8.30 to 9.00pm Visit service user, help upstairs using a stair lift, assist with oral care and then personal care, into night clothes and into bed, make comfy and attach night bag to urinary catheter, leave a drink to hand and a chat.

9.50 to 10.20pm Visit service user, this lady is already in bed, give her a cuppa and a snack then tidy the kitchen, wash up and prepare things for the morning. We have a chat while I make them comfortable for the night.

10.25 to 10.55hrs Last call of the shift, help the service user into their night ware, freshen up and provide some personal care, pop a clean pad in and make them comfy in their easy chair as they prefer to stay up later and watch a bit of telly. I make a cuppa and a snack, tidy the kitchen and put the rubbish out.

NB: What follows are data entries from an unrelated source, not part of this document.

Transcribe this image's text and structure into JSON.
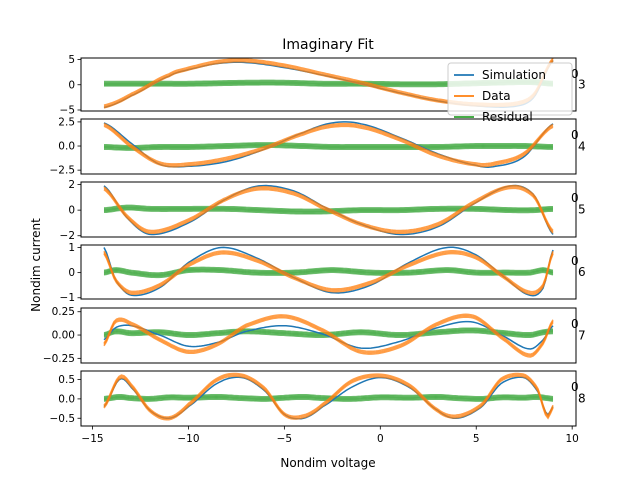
{
  "figure": {
    "title": "Imaginary Fit",
    "xlabel": "Nondim voltage",
    "ylabel": "Nondim current"
  },
  "chart_data": {
    "type": "line",
    "title": "Imaginary Fit",
    "xlabel": "Nondim voltage",
    "ylabel": "Nondim current",
    "xlim": [
      -15.6,
      10.2
    ],
    "xticks": [
      -15,
      -10,
      -5,
      0,
      5,
      10
    ],
    "xticklabels": [
      "−15",
      "−10",
      "−5",
      "0",
      "5",
      "10"
    ],
    "voltage_range": [
      -14.4,
      9.0
    ],
    "legend": {
      "placement": "top-right",
      "entries": [
        "Simulation",
        "Data",
        "Residual"
      ]
    },
    "colors": {
      "Simulation": "#1f77b4",
      "Data": "#ff7f0e",
      "Residual": "#2ca02c"
    },
    "panels": [
      {
        "harmonic_label": "3",
        "right_tick_label": "0",
        "ylim": [
          -5.2,
          5.3
        ],
        "yticks": [
          -5,
          0,
          5
        ],
        "yticklabels": [
          "−5",
          "0",
          "5"
        ],
        "x": [
          -14.4,
          -13,
          -11,
          -10,
          -8.5,
          -7,
          -5,
          -3,
          -1,
          1,
          3,
          5,
          7,
          8,
          9
        ],
        "series": [
          {
            "name": "Simulation",
            "values": [
              -4.5,
              -2.2,
              1.7,
              3.0,
              4.2,
              4.4,
              3.4,
              1.9,
              0.2,
              -1.6,
              -3.2,
              -4.2,
              -4.3,
              -2.5,
              4.8
            ]
          },
          {
            "name": "Data",
            "values": [
              -4.3,
              -2.0,
              1.9,
              3.2,
              4.5,
              4.8,
              3.8,
              2.1,
              0.4,
              -1.5,
              -3.1,
              -3.9,
              -3.8,
              -2.0,
              5.0
            ]
          },
          {
            "name": "Residual",
            "values": [
              0.2,
              0.2,
              0.2,
              0.2,
              0.3,
              0.4,
              0.4,
              0.2,
              0.2,
              0.1,
              0.1,
              0.3,
              0.5,
              0.5,
              0.2
            ]
          }
        ]
      },
      {
        "harmonic_label": "4",
        "right_tick_label": "0",
        "ylim": [
          -2.9,
          2.8
        ],
        "yticks": [
          -2.5,
          0.0,
          2.5
        ],
        "yticklabels": [
          "−2.5",
          "0.0",
          "2.5"
        ],
        "x": [
          -14.4,
          -13,
          -11.5,
          -10,
          -8,
          -6,
          -4,
          -2.5,
          -1,
          1,
          3,
          5,
          6,
          7.5,
          9
        ],
        "series": [
          {
            "name": "Simulation",
            "values": [
              2.4,
              0.3,
              -1.9,
              -2.1,
              -1.6,
              -0.3,
              1.4,
              2.4,
              2.3,
              0.9,
              -0.8,
              -2.0,
              -2.1,
              -1.1,
              2.3
            ]
          },
          {
            "name": "Data",
            "values": [
              2.2,
              0.0,
              -1.8,
              -1.9,
              -1.3,
              -0.2,
              1.3,
              2.1,
              2.0,
              0.7,
              -1.0,
              -1.9,
              -1.8,
              -0.8,
              2.1
            ]
          },
          {
            "name": "Residual",
            "values": [
              -0.1,
              -0.2,
              -0.1,
              -0.1,
              0.0,
              0.1,
              0.0,
              -0.1,
              -0.1,
              -0.1,
              -0.1,
              0.0,
              0.0,
              0.0,
              -0.1
            ]
          }
        ]
      },
      {
        "harmonic_label": "5",
        "right_tick_label": "0",
        "ylim": [
          -2.1,
          2.2
        ],
        "yticks": [
          -2,
          0,
          2
        ],
        "yticklabels": [
          "−2",
          "0",
          "2"
        ],
        "x": [
          -14.4,
          -13.2,
          -12,
          -10,
          -8,
          -6.3,
          -4.5,
          -3,
          -1,
          1,
          3,
          5,
          6.8,
          8,
          9
        ],
        "series": [
          {
            "name": "Simulation",
            "values": [
              1.9,
              -0.6,
              -1.9,
              -1.0,
              0.9,
              1.9,
              1.5,
              0.3,
              -1.1,
              -1.9,
              -1.3,
              0.6,
              1.9,
              1.2,
              -1.9
            ]
          },
          {
            "name": "Data",
            "values": [
              1.7,
              -0.5,
              -1.7,
              -0.8,
              0.9,
              1.7,
              1.3,
              0.2,
              -1.1,
              -1.7,
              -1.1,
              0.7,
              1.8,
              1.1,
              -1.7
            ]
          },
          {
            "name": "Residual",
            "values": [
              0.0,
              0.2,
              0.1,
              0.1,
              0.1,
              0.0,
              -0.1,
              -0.1,
              0.0,
              0.0,
              0.1,
              0.1,
              0.0,
              0.0,
              0.1
            ]
          }
        ]
      },
      {
        "harmonic_label": "6",
        "right_tick_label": "0",
        "ylim": [
          -1.05,
          1.1
        ],
        "yticks": [
          -1,
          0,
          1
        ],
        "yticklabels": [
          "−1",
          "0",
          "1"
        ],
        "x": [
          -14.4,
          -13.8,
          -13,
          -11.5,
          -10,
          -8.3,
          -6.5,
          -4.5,
          -2.5,
          -0.5,
          1.5,
          3.5,
          5,
          6.5,
          7.8,
          8.5,
          9
        ],
        "series": [
          {
            "name": "Simulation",
            "values": [
              1.0,
              -0.3,
              -0.9,
              -0.6,
              0.4,
              1.0,
              0.6,
              -0.2,
              -0.8,
              -0.5,
              0.4,
              1.0,
              0.7,
              -0.2,
              -0.9,
              -0.6,
              0.9
            ]
          },
          {
            "name": "Data",
            "values": [
              0.8,
              -0.3,
              -0.8,
              -0.5,
              0.3,
              0.8,
              0.5,
              -0.2,
              -0.7,
              -0.4,
              0.3,
              0.8,
              0.6,
              -0.2,
              -0.8,
              -0.5,
              0.8
            ]
          },
          {
            "name": "Residual",
            "values": [
              0.0,
              0.1,
              0.0,
              -0.1,
              0.1,
              0.1,
              0.0,
              0.0,
              0.1,
              0.0,
              0.0,
              0.1,
              0.0,
              0.0,
              0.0,
              0.1,
              0.0
            ]
          }
        ]
      },
      {
        "harmonic_label": "7",
        "right_tick_label": "0",
        "ylim": [
          -0.3,
          0.29
        ],
        "yticks": [
          -0.25,
          0.0,
          0.25
        ],
        "yticklabels": [
          "−0.25",
          "0.00",
          "0.25"
        ],
        "x": [
          -14.4,
          -13.8,
          -13,
          -11.5,
          -10,
          -8.5,
          -7,
          -5,
          -3,
          -1,
          1,
          3,
          4.8,
          6.5,
          7.8,
          8.5,
          9
        ],
        "series": [
          {
            "name": "Simulation",
            "values": [
              -0.05,
              0.08,
              0.1,
              0.0,
              -0.12,
              -0.08,
              0.04,
              0.1,
              0.01,
              -0.14,
              -0.07,
              0.08,
              0.14,
              -0.02,
              -0.15,
              -0.05,
              0.1
            ]
          },
          {
            "name": "Data",
            "values": [
              -0.1,
              0.15,
              0.12,
              -0.05,
              -0.18,
              -0.1,
              0.1,
              0.2,
              0.05,
              -0.18,
              -0.12,
              0.12,
              0.2,
              -0.05,
              -0.22,
              -0.08,
              0.15
            ]
          },
          {
            "name": "Residual",
            "values": [
              0.0,
              0.04,
              0.02,
              0.03,
              0.0,
              0.02,
              0.04,
              0.02,
              0.0,
              0.03,
              0.0,
              0.03,
              0.05,
              0.02,
              0.0,
              0.03,
              0.04
            ]
          }
        ]
      },
      {
        "harmonic_label": "8",
        "right_tick_label": "0",
        "ylim": [
          -0.7,
          0.72
        ],
        "yticks": [
          -0.5,
          0.0,
          0.5
        ],
        "yticklabels": [
          "−0.5",
          "0.0",
          "0.5"
        ],
        "x": [
          -14.4,
          -13.6,
          -13,
          -12,
          -11,
          -10,
          -8.5,
          -7.2,
          -6,
          -5,
          -4,
          -3,
          -1.5,
          0,
          1.5,
          3,
          4,
          5.3,
          6.3,
          7.5,
          8.2,
          8.7,
          9
        ],
        "series": [
          {
            "name": "Simulation",
            "values": [
              -0.2,
              0.5,
              0.3,
              -0.3,
              -0.5,
              -0.2,
              0.4,
              0.55,
              0.2,
              -0.4,
              -0.5,
              -0.2,
              0.3,
              0.55,
              0.3,
              -0.3,
              -0.5,
              -0.2,
              0.4,
              0.55,
              0.2,
              -0.4,
              -0.2
            ]
          },
          {
            "name": "Data",
            "values": [
              -0.2,
              0.55,
              0.35,
              -0.3,
              -0.5,
              -0.15,
              0.5,
              0.6,
              0.25,
              -0.4,
              -0.45,
              -0.15,
              0.45,
              0.6,
              0.35,
              -0.3,
              -0.45,
              -0.15,
              0.5,
              0.6,
              0.25,
              -0.45,
              -0.2
            ]
          },
          {
            "name": "Residual",
            "values": [
              0.0,
              0.05,
              0.02,
              0.0,
              0.04,
              0.03,
              0.05,
              0.02,
              0.0,
              0.03,
              0.05,
              0.02,
              0.0,
              0.04,
              0.03,
              0.05,
              0.02,
              0.0,
              0.04,
              0.03,
              0.05,
              0.02,
              0.0
            ]
          }
        ]
      }
    ]
  }
}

10.55pm I journey home and get a good night’s sleep, so I’m ready for another full day tomorrow.

I have worked for Bellcare for 4 years and even though some days can be tiring, like the one I’ve just had it is a rewarding and fulfilling career.

I have gained extra qualifications through work and I can still progress and achieve much more. I have got to say the one of the most important things for me, that I take away at the end of the day, is the job satisfaction I get and knowing that I have helped our service users remain in their own homes, where they want more than ever to be.